Am 8. März läuft die Sammelfrist für die Uno-Beitrittsinitiative ab. In Bundesbern spielt sich in diesem Zusammenhang Unglaubliches ab: Nachdem der Bundesrat unter der Ägide von Aussenminister Josef Deiss (der „Mann ohne Schatten“) die Initiative „Für den Beitritt der Schweiz zur Organisation der Vereinten Nationen (UNO)“ bei den Initianten richtiggehend „bestellt“ hatte, rennt er ihnen in seiner Beitrittsbegeisterung nun noch voran. Er macht die Initiative zu seiner eigenen, zur „Chefsache“ – ein bislang einmaliger Akt in der Geschichte unseres Bundesstaates.

Trotz massivster Unterstützung durch den Bundesrat, die Bundesverwaltung und fast alle Medien läuft die Unterschriftensammlung relativ schlecht. Das Versagen der Uno in verschiedenen Kriegs- und Konfliktgebieten und das Bewusstsein, dass eine in die politische Uno eingebundene Schweiz zum Werkzeug von Grossmachtinteressen (Sicherheitsrat) degradiert würde und Sanktionen mittragen müsste, hält viele Schweizer auf Distanz.

Umso mehr beschwören die Mitglieder der Landesregierung die „Notwendigkeit“ des Uno-Vollbeitritts. Am Dolder-Meeting vom 25. Januar 2000 in Zürich lässt sich Bundesrat Deiss zu folgender Aussage hinreissen: „Das Fehlen der Schweiz in der Uno ist nicht nur ein Anachronismus, sondern eine chronische Anomalie, und das Abseitsstehen der Schweiz zeugt von einem verschrobenen Exotentum gegenüber 99,9 Prozent der Weltbevölkerung.“ Und er appelliert an die 350 Anwesenden, die Initiative zu unterschreiben. Der Diplomat Emanuel Jenni, Leiter der Sektion Uno im Aussendepartement, ruft im Rahmen einer „privaten innerbetrieblichen Sammlung“ verwaltungsintern schriftlich dazu auf, die Initiative zu unterschreiben.
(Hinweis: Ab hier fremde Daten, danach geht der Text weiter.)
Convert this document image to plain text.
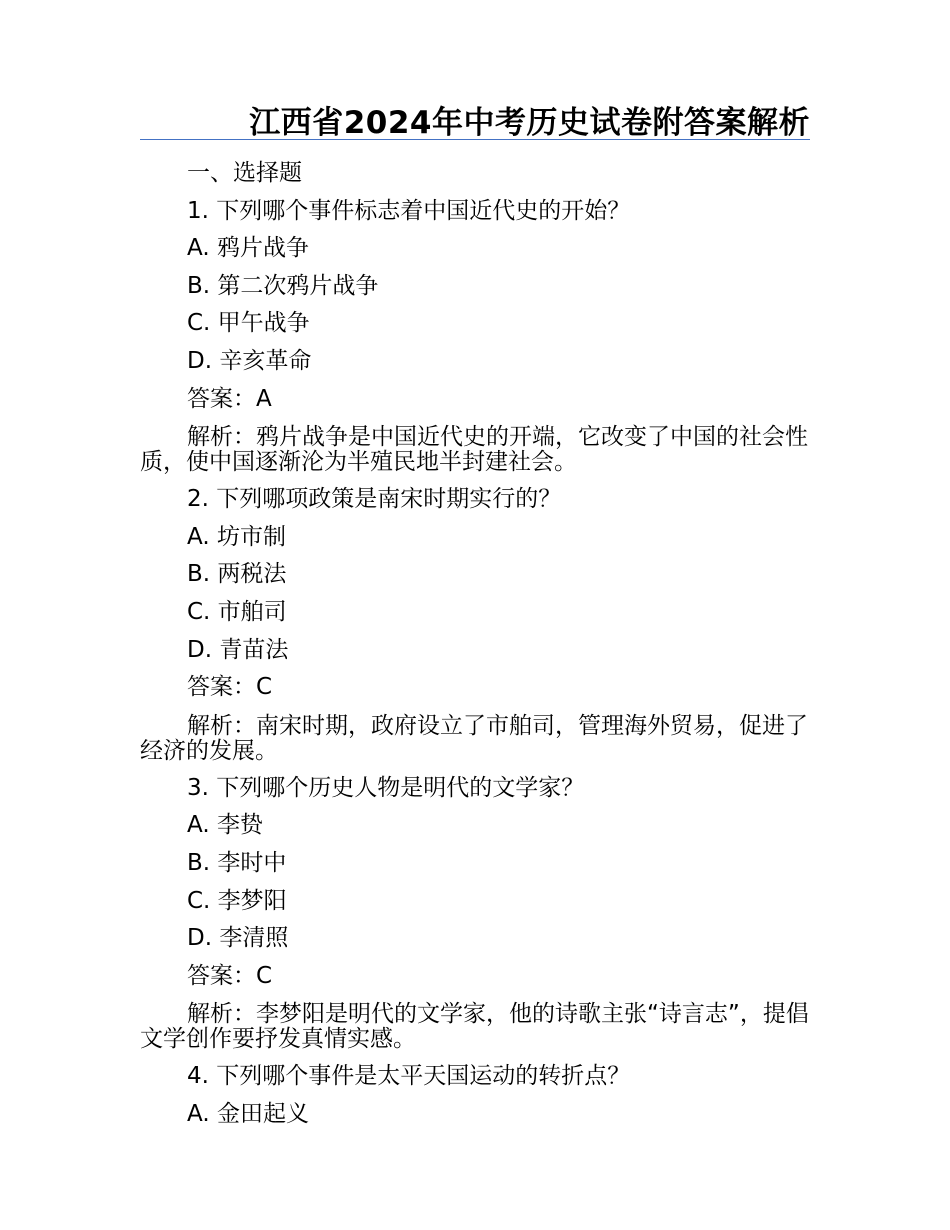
江西省2024年中考历史试卷附答案解析

一、选择题

1. 下列哪个事件标志着中国近代史的开始？

A. 鸦片战争

B. 第二次鸦片战争

C. 甲午战争

D. 辛亥革命

答案：A

解析：鸦片战争是中国近代史的开端，它改变了中国的社会性质，使中国逐渐沦为半殖民地半封建社会。

2. 下列哪项政策是南宋时期实行的？

A. 坊市制

B. 两税法

C. 市舶司

D. 青苗法

答案：C

解析：南宋时期，政府设立了市舶司，管理海外贸易，促进了经济的发展。

3. 下列哪个历史人物是明代的文学家？

A. 李贽

B. 李时中

C. 李梦阳

D. 李清照

答案：C

解析：李梦阳是明代的文学家，他的诗歌主张“诗言志”，提倡文学创作要抒发真情实感。

4. 下列哪个事件是太平天国运动的转折点？

A. 金田起义
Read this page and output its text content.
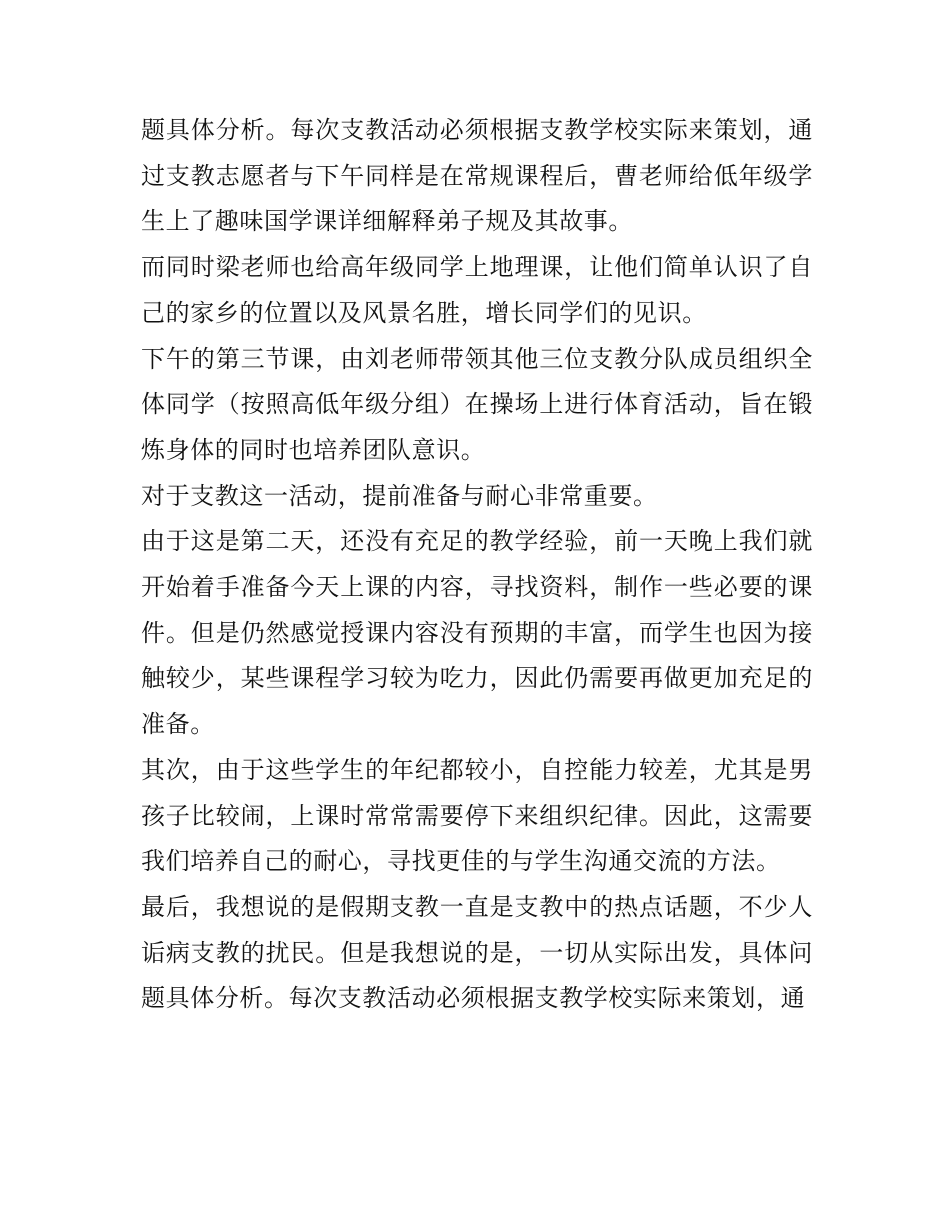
题具体分析。每次支教活动必须根据支教学校实际来策划，通过支教志愿者与下午同样是在常规课程后，曹老师给低年级学生上了趣味国学课详细解释弟子规及其故事。

而同时梁老师也给高年级同学上地理课，让他们简单认识了自己的家乡的位置以及风景名胜，增长同学们的见识。

下午的第三节课，由刘老师带领其他三位支教分队成员组织全体同学（按照高低年级分组）在操场上进行体育活动，旨在锻炼身体的同时也培养团队意识。

对于支教这一活动，提前准备与耐心非常重要。

由于这是第二天，还没有充足的教学经验，前一天晚上我们就开始着手准备今天上课的内容，寻找资料，制作一些必要的课件。但是仍然感觉授课内容没有预期的丰富，而学生也因为接触较少，某些课程学习较为吃力，因此仍需要再做更加充足的准备。

其次，由于这些学生的年纪都较小，自控能力较差，尤其是男孩子比较闹，上课时常常需要停下来组织纪律。因此，这需要我们培养自己的耐心，寻找更佳的与学生沟通交流的方法。

最后，我想说的是假期支教一直是支教中的热点话题，不少人诟病支教的扰民。但是我想说的是，一切从实际出发，具体问题具体分析。每次支教活动必须根据支教学校实际来策划，通
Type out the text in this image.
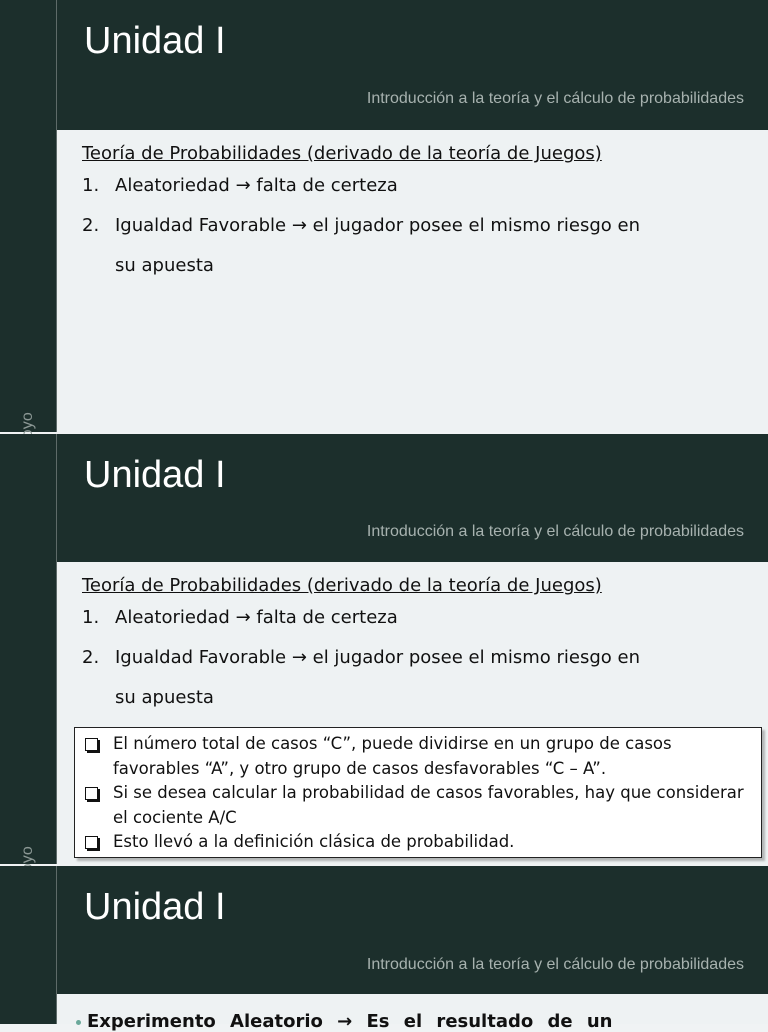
Unidad I

Introducción a la teoría y el cálculo de probabilidades

Teoría de Probabilidades (derivado de la teoría de Juegos)

1. Aleatoriedad → falta de certeza
2. Igualdad Favorable → el jugador posee el mismo riesgo en
su apuesta
Unidad I

Introducción a la teoría y el cálculo de probabilidades

Teoría de Probabilidades (derivado de la teoría de Juegos)

1. Aleatoriedad → falta de certeza
2. Igualdad Favorable → el jugador posee el mismo riesgo en
su apuesta
El número total de casos “C”, puede dividirse en un grupo de casos favorables “A”, y otro grupo de casos desfavorables “C – A”.
Si se desea calcular la probabilidad de casos favorables, hay que considerar el cociente A/C
Esto llevó a la definición clásica de probabilidad.
Unidad I

Introducción a la teoría y el cálculo de probabilidades

Experimento Aleatorio → Es el resultado de un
Selbstverständlich prangern wir von der Auns diese Machenschaften im Parlament und in der Öffentlichkeit aufs Schärfste an. Sogar die damals noch wenig profilierte „Weltwoche“ stellt fest: „Es zeugt, gelinde gesagt, von einem eigenartigen Demokratieverständnis, wenn in der Verwaltung „Politik“ gemacht wird. Dieser Tatbestand ist nicht akzeptabel, umso mehr als das Ganze im Widerspruch zu mehreren Volksentscheiden steht.“

Trotz eines äusserst intensiven Abstimmungskampfes wird der Beitritt zur politischen Uno am 3. März 2002 mit 54,6 Prozent Ja-Stimmen gutgeheissen. Und heute steuern Bundesbern und weitere heimat- und neutralitätsmüde Parteien und Kreise mit allen Mitteln bekanntlich bereits den Sicherheitsrat an.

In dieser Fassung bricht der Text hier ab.